If you have two conductors, you have one pair (2C2), which allows for one voltage. We call this single-phase. Now we can actually make things happen, which is a substantial advantage over having only one conductor. But you can only make one thing happen; there is no possible variation in how the load can be connected. Put another way, there's only one dimension to the voltage: it's positive, or it's negative. One common problem is that if you hook up a single-phase motor directly to an AC line, you have no guarantee about which way it will spin, or if it will at all.
If you have three conductors, you have three pairs (3C2), which allows for three voltages. We call this three-phase. Now we can make three things happen, at different times. For example, you could have three electromagnets arranged in a circle and turn them all on in a sequence. Now we can guarantee that a motor will rotate, and in which direction. This is a substantial advantage over single-phase. Put another way, we now have two dimensions to the voltage; it's represented by a vector in a two-dimensional space. There are only two possible distinct arrangements of conductors ((3-1)!), which corresponds to the two possible directions of rotation.
If you extend this to four conductors, you have six pairs (4C2), so the next step is six-phase voltage. What advantages would six-phase have over three-phase? Well, now there are (4-1)! = 6 possible distinct arrangements of conductors, which means that if you're trying to cause something to rotate in a plane, you could hook things up in a manner that is inconsistent with that. So if you had a six-winding induction motor, it would be possible to hook it up in a manner that would vibrate horribly and rotate at half the normal speed, rather than just pick one direction or the other. That's not a plus.

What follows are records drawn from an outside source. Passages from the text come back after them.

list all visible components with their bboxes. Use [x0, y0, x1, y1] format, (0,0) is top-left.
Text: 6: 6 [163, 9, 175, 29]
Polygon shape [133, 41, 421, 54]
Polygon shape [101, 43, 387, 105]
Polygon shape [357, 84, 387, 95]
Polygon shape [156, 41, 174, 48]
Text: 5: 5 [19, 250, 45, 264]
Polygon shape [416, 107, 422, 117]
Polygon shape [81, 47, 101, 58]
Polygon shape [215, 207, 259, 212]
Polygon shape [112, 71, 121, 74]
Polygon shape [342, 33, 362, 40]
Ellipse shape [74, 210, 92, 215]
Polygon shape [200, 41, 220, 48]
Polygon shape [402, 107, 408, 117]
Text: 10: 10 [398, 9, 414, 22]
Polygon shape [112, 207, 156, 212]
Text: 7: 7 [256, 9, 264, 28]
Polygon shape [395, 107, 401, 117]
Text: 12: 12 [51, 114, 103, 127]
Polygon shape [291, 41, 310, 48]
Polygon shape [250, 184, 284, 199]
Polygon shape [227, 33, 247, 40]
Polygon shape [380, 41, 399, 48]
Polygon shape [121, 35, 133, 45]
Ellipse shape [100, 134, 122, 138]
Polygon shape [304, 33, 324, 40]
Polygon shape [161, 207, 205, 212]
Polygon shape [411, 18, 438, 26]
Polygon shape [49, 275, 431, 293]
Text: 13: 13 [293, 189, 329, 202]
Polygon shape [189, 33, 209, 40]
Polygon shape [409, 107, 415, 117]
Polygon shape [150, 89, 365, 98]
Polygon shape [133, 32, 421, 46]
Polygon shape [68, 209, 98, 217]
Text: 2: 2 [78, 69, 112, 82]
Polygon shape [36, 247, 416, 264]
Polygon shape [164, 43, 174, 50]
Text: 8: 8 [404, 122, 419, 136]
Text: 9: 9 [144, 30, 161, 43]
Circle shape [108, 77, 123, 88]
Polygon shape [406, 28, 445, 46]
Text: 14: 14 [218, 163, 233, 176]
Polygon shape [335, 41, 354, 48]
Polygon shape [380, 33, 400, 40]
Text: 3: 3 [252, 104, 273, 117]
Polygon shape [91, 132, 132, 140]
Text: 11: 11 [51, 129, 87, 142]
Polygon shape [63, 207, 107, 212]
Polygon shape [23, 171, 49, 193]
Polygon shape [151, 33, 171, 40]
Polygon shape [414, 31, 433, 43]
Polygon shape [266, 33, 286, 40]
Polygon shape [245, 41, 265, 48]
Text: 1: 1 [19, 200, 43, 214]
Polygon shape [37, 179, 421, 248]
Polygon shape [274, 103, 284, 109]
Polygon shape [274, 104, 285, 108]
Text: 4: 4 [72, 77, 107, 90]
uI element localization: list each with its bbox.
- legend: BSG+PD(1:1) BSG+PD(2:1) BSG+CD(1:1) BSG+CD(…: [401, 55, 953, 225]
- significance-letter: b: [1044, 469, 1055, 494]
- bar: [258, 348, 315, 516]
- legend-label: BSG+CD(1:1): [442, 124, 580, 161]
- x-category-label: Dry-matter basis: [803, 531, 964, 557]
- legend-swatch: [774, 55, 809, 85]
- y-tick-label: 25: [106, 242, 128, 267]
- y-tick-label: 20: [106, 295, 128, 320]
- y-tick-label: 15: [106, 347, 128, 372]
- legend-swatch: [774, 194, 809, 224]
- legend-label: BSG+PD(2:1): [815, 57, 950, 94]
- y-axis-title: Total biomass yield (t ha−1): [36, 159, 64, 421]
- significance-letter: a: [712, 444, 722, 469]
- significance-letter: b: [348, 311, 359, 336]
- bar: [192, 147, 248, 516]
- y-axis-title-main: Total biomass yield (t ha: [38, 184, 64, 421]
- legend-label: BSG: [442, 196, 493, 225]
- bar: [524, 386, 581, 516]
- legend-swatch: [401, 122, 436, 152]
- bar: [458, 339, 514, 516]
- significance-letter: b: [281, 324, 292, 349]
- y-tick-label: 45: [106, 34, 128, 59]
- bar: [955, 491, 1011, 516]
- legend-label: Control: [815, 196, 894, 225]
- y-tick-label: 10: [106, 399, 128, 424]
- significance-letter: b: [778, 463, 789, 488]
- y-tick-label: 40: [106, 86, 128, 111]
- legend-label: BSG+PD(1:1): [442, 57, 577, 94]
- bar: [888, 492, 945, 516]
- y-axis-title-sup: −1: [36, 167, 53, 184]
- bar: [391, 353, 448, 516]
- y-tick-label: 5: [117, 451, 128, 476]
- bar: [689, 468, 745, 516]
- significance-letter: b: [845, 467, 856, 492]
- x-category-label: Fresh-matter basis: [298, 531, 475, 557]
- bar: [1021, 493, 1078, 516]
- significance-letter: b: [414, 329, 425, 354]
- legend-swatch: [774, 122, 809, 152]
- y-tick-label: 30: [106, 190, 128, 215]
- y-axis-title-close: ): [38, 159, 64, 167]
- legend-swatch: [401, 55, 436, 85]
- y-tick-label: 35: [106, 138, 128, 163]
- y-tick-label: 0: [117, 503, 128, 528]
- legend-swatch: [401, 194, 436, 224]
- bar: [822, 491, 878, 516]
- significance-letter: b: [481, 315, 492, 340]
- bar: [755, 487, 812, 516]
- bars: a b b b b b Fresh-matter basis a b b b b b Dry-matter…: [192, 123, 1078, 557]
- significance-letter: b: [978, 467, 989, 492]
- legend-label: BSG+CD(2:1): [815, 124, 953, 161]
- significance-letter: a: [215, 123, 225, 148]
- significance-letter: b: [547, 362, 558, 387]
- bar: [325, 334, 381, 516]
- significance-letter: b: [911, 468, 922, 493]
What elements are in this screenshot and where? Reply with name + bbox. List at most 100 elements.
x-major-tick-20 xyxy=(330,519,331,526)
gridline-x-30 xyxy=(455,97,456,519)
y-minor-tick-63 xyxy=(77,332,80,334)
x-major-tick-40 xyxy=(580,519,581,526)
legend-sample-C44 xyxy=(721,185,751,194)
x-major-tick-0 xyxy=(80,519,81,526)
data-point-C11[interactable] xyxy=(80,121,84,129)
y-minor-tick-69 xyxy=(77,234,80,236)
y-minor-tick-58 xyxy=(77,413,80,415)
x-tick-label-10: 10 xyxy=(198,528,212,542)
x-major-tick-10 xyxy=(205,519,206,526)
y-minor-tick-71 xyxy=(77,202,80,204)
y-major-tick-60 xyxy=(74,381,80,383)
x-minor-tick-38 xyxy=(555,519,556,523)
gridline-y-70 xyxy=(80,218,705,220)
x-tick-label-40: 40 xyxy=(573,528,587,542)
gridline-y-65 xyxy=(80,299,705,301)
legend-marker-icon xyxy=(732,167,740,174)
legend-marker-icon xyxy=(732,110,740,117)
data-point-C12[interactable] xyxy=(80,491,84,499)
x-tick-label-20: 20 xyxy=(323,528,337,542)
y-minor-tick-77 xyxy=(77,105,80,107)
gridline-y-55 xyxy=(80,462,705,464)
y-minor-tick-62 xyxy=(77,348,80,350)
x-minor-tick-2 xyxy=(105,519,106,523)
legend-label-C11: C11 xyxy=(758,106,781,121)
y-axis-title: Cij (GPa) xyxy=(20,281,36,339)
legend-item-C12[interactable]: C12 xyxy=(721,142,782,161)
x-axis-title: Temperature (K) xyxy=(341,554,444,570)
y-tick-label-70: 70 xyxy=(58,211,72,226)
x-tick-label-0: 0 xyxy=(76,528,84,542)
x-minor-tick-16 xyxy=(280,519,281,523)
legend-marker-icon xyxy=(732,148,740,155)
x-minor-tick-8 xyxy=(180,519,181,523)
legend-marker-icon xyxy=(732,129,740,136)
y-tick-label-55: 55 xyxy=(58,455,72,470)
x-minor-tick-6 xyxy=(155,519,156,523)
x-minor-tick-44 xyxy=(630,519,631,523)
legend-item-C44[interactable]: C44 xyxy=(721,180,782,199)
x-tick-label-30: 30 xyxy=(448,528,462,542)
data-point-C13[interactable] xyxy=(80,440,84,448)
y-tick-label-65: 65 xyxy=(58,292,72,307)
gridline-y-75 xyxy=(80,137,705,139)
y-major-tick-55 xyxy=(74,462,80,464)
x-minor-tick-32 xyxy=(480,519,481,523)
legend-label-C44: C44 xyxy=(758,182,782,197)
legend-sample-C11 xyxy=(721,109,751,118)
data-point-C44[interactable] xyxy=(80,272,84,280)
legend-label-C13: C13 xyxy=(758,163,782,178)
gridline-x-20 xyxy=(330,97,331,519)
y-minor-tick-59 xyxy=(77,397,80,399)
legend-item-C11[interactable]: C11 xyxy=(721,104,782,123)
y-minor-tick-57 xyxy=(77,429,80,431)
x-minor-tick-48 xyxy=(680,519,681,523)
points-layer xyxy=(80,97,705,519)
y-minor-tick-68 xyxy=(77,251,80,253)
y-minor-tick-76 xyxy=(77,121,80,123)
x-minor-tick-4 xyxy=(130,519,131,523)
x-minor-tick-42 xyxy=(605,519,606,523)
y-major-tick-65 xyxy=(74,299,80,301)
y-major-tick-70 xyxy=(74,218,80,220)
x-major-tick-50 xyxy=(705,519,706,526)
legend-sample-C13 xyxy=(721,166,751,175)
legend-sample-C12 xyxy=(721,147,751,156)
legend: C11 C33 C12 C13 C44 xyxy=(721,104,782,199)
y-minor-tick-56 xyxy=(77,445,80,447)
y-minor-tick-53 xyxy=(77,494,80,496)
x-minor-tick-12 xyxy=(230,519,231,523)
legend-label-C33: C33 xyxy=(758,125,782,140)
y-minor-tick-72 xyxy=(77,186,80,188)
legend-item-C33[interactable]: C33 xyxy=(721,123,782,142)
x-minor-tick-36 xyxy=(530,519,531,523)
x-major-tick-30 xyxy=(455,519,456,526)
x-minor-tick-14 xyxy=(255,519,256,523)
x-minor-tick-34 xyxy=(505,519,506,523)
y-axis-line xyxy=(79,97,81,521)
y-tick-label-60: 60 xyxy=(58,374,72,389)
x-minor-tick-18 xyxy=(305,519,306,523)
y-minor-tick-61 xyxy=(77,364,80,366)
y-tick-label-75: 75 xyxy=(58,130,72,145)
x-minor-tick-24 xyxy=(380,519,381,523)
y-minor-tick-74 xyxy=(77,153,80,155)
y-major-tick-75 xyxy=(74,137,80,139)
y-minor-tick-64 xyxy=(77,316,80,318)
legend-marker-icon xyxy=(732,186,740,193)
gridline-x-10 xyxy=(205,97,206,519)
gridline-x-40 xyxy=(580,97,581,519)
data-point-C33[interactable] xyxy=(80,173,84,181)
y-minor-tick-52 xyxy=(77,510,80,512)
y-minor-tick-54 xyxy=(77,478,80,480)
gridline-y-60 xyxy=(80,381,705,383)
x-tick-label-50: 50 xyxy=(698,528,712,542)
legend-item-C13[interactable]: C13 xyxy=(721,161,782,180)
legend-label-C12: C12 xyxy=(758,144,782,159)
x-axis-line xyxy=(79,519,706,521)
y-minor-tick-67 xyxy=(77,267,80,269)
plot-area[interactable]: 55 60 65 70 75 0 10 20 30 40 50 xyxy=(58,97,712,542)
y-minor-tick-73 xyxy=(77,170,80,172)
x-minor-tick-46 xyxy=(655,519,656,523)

But suppose that your rotor had three degrees of rotational freedom instead of one. With six-phase, and an appropriate mechanical arrangement of magnetic poles, you could induce rotation (roll, pitch, and yaw) in a floating spherical rotor of fixed position. Since such a thing does not exist to my knowledge, this does not really qualify as a useful application. (Maybe in a null gravity environment, where the magnetic poles are orbiting some body? But then, how are they all hooked up to the same six-phase AC line?) Of course, in a four-dimensional space, where we could have such a system and still translate all three directions of rotation to some other load outside our spherical stator/rotor arrangement, this arrangement could be hella useful.
Meanwhile, back in 3+1-space, I work in the world of industrial power electronics, and I've seen systems that use the kind of phase-shift transformers other answers have mentioned. As a matter of nomenclature, nobody I've talked to would describe using a phase-shift transformer to generate three more out-of-phase AC legs to be creating "six-phase". (By my math, you'd have fifteen-phase, but that's still not the language used.) When running three-phase through a rectifier into a cap, you get six pulses of current per cycle. For this kind of system, you'd get twelve pulses, so that kind of system would be called twelve-pulse.
(In general, the twelve-pulse rectifier is two six-pulse rectifiers. If you have two motor drives, you can connect their DC busses directly together and feed each with a different three-phase set. Or you can get a stand-alone rectifier for one set and feed its DC input into the remaining drive.)
If you're comparing a six-pulse rectifier to a twelve-pulse rectifier, with identical loads, each current pulse must be smaller to compensate for there being more of them driving the same load. This makes the overall current out of the line look somewhat more like a sine wave, meaning the harmonics are reduced. Ripple on the caps is also lower, but I've never known anyone to be terribly concerned about that.
Greater harmonics improvements can be had with an eighteen-pulse system and three rectifiers. (36-phase!) At higher voltages and powers, even higher numbers of paralleled rectifiers may exist. This document on a medium-voltage VFD line references a 54-pulse rectifier at 11 kV!
TL;DR
Three-phase power gives us one rotational degree of freedom, which is the limit of what is useful in a three-dimensional space.